Вера заметала веником битые остатки у ног Юры.
– …Хотя бы извинился, Жилкин, за свое хулиганство.
– Чаво?! – возмутился Юра.
– А что он должен извиняться перед тобой? – не вынес Иван Аристархович такого человеческого свинства. – …И сын наш тоже любит выпить, это правда, Сима. – Отец стоял, потупив взор, смотрел на благоухающие ягоды, будто в корзине лежала не клубника, а очковая змея.
– Бери клубнику, – уже не зная, что сказать, произнесла Сима, в какой-то степени сама заинтересованная хозяйской жилкой Раи. – Бери сколько надо для варенья и поесть свежего мужу и ребенку. Остальное с отцом домой возьмём.
– Спасибо, мне клубника не нужна. Миша, пошли! – обняла сына за плечи и повела сникшего в его комнату.
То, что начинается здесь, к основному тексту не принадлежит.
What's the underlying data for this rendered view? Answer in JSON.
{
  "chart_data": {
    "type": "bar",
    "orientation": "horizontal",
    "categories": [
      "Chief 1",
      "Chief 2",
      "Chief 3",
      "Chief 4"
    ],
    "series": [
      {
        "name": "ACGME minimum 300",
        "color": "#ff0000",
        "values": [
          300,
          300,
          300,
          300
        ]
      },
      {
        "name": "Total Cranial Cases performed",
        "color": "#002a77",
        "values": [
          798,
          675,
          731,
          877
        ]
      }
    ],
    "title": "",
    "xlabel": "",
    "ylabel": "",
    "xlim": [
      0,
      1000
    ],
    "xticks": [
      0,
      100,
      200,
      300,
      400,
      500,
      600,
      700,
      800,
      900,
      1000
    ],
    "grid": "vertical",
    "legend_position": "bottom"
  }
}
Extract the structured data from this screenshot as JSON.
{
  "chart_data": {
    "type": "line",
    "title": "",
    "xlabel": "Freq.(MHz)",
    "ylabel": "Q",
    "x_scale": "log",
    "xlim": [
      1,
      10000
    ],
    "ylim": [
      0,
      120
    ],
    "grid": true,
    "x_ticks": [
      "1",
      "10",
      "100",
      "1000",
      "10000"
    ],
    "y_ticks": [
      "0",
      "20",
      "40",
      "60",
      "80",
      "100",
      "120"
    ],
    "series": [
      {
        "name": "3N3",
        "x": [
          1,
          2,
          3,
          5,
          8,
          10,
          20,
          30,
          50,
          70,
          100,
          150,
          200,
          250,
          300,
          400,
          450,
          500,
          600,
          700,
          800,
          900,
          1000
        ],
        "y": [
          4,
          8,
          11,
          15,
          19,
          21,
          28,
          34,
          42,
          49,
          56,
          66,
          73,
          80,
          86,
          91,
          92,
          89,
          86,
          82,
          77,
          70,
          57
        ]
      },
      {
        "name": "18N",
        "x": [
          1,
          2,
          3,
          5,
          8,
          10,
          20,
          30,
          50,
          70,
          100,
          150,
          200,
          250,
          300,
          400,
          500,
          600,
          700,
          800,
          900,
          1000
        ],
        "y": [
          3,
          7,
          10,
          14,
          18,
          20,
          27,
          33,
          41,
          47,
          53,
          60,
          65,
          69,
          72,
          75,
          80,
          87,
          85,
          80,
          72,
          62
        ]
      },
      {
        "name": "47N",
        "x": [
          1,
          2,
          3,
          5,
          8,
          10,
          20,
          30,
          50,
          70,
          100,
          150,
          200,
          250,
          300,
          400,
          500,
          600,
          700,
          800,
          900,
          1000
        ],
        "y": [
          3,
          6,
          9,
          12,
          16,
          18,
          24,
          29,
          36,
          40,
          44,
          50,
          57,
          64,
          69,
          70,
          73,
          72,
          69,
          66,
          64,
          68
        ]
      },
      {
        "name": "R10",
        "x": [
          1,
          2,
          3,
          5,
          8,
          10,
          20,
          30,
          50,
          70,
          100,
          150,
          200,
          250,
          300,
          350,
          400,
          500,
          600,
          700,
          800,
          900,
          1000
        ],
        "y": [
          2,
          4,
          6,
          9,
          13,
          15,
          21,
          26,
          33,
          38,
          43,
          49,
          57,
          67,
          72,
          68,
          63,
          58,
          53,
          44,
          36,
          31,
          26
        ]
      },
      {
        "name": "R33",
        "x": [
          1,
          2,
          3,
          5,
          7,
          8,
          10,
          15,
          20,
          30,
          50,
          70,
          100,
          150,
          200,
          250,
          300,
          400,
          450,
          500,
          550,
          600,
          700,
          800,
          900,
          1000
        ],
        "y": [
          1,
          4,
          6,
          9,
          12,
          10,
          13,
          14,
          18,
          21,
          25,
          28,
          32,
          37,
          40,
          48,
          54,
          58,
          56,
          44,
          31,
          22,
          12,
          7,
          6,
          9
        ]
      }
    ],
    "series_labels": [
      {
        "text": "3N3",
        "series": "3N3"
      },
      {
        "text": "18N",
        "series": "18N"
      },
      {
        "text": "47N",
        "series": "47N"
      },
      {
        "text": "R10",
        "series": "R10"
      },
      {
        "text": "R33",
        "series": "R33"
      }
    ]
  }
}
Хотела закрыть за собой дверь, но Юра двинулся за ними, хлопая босыми ногами, решительно схватил дверь за ручку:
– Слышь, пигалица, извинись перед матерью, что клубнику не берешь! – веселился Юра, не придавая теперь ничему серьёзного значения, а главное, что Гулов был ему теперь не страшен. – Есть подай! – приказал жене через дверь.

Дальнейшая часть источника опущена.